Hello,
I have hundreds of taxonomic annotation files. The 4th column of the files is the taxonomic rank. The first few rows of the files look like this:
6.46 387327 387327 U 0 unclassified
93.54 5610481 488 R 1 root
93.53 5609584 75743 R1 2 d__Bacteria
43.31 2597449 11790 R2 18 p__Actinobacteriota
23.04 1382144 149 R3 19 c__Actinobacteria
22.98 1378342 590 R4 20 o__Actinomycetales
22.55 1352503 35 R5 21 f__Bifidobacteriaceae
22.54 1352180 54264 R6 22 g__Bifidobacterium
9.43 565635 565635 R7 1797 s__Bifidobacterium adolescentis
R1=Domain, R2=Phylum, R3=Class, R4=Order, R5=Family, R6=Genus, and R7=Species.
I want to change the R[2-7]
with the uppercase first letter of the respective taxonomic order. Additionally, I also want to remove the double underscores and their prefixes before the taxonomic names to make it usable for another tool.
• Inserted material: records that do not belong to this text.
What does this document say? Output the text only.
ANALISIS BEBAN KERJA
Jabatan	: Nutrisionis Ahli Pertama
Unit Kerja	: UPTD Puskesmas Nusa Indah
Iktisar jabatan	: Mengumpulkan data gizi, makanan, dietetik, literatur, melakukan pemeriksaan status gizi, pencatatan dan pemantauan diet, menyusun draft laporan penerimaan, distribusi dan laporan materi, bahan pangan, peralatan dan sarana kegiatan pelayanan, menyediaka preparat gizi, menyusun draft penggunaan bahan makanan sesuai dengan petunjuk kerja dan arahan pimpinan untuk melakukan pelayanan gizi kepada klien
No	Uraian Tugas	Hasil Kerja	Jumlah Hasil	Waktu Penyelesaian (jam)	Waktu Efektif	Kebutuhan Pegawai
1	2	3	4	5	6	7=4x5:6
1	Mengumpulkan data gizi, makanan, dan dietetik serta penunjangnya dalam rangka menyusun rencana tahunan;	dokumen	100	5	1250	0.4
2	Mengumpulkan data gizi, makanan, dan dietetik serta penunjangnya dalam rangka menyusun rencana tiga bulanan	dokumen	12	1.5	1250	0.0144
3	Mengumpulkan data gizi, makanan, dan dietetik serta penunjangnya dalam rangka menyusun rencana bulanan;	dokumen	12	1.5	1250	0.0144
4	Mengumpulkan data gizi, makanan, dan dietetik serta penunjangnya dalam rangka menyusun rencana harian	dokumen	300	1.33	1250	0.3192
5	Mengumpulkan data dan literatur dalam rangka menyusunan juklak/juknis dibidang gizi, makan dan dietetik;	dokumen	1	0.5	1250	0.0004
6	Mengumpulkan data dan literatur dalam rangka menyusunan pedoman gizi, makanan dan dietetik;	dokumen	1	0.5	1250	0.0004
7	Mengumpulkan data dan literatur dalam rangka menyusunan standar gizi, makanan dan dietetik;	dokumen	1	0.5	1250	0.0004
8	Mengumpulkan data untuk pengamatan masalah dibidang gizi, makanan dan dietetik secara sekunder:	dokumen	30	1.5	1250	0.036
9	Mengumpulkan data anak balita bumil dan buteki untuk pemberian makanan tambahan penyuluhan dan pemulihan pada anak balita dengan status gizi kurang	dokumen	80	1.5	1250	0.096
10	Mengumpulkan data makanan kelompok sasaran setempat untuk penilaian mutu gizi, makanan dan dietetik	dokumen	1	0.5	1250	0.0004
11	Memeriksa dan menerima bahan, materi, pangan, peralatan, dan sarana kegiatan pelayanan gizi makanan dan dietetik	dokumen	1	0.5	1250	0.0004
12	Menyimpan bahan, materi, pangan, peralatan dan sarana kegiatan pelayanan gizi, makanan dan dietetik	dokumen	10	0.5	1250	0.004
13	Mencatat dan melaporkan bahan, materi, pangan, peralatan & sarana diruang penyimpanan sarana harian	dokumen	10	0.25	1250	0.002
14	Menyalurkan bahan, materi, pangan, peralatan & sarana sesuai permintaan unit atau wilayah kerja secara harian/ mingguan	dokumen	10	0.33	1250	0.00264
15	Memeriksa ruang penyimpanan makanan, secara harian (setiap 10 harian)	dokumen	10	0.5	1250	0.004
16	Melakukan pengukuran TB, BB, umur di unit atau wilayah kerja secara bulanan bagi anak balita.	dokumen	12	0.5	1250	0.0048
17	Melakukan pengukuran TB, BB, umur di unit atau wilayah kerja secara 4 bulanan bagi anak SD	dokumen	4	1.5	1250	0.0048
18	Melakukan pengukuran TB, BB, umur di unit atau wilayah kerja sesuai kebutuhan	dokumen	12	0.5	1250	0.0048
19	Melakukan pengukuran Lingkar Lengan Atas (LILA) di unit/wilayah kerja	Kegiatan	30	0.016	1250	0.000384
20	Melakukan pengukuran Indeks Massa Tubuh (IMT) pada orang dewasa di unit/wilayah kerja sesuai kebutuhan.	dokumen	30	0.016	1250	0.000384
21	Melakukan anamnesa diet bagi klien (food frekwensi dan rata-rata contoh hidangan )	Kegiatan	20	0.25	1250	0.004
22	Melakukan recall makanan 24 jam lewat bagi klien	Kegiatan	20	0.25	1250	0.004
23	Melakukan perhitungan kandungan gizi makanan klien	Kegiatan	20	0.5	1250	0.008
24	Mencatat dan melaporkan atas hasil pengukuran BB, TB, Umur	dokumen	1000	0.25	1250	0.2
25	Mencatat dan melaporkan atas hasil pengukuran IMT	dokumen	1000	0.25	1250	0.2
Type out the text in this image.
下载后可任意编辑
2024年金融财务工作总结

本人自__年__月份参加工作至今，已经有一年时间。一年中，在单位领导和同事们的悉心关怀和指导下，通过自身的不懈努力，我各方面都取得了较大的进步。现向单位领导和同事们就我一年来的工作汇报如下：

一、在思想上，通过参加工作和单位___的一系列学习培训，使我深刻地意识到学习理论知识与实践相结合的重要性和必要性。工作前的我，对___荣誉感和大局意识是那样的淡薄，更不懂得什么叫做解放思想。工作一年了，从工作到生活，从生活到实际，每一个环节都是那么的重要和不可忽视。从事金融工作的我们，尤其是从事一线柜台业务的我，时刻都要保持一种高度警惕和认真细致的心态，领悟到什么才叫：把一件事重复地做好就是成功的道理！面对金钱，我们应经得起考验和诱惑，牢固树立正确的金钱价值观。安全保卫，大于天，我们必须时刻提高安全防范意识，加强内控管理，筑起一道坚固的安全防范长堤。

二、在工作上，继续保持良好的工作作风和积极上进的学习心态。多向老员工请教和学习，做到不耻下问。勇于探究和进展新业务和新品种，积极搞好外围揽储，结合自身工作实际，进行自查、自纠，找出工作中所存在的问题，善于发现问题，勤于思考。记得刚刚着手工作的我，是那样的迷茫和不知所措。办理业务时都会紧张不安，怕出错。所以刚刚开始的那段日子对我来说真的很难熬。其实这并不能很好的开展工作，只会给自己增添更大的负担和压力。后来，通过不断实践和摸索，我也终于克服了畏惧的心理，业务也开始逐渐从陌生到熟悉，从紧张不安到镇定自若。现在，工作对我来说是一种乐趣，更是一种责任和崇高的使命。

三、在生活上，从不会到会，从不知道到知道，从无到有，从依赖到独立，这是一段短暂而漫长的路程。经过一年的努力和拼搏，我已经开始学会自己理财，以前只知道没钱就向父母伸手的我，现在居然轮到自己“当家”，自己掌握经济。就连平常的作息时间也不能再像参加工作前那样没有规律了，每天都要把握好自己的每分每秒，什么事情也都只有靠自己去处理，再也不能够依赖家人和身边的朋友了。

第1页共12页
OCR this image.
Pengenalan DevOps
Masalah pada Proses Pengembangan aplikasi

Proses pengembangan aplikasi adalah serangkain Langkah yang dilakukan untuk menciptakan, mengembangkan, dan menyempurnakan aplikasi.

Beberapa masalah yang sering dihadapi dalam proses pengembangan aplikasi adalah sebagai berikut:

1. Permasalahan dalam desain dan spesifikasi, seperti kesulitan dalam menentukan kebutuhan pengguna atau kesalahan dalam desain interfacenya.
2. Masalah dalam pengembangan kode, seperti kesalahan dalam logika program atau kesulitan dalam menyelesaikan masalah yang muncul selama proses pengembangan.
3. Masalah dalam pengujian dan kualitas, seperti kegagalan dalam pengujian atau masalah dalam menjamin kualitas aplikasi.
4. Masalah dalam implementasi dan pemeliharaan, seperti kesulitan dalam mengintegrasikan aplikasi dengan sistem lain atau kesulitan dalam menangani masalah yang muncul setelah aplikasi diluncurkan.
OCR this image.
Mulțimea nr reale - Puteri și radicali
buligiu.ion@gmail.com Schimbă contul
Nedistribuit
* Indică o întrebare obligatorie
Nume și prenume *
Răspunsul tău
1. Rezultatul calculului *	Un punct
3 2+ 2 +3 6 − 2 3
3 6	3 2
The desired output should look like this:
6.46 387327 387327 U 0 unclassified
93.54 5610481 488 R 1 root
93.53 5609584 75743 R1 2 Bacteria
43.31 2597449 11790 P 18 Actinobacteriota
23.04 1382144 149 C 19 Actinobacteria
22.98 1378342 590 O 20 Actinomycetales
22.55 1352503 35 F 21 Bifidobacteriaceae
22.54 1352180 54264 G 22 Bifidobacterium
9.43 565635 565635 S 1797 Bifidobacterium adolescentis
Please note that Bacteria (domain) would still have the R1 value
. Since I have hundreds of such files, it's quite difficult to make the changes in excel or any text editor.
Could you please suggest a better option?
Many thanks for your time and help!
Matthias Zepper thank you very much for the solution and explaining it to me. I tried it on the Linux system. The command line is doing its job, but after the conversion (i.e., R# to P/C/O..etc.) 3rd row onwards all columns are becoming space separated. Is there a way to use tab as a column separator (3rd row onwards)?
Many thanks!
Yes. You can specify the output separator in awk with OFS. Add a BEGIN statement to the awk command like so:
awk 'BEGIN{OFS="\t"}; ...}'
The rest of the command is unchanged.Thanks a lot, Matthias Zepper, it solved my problem.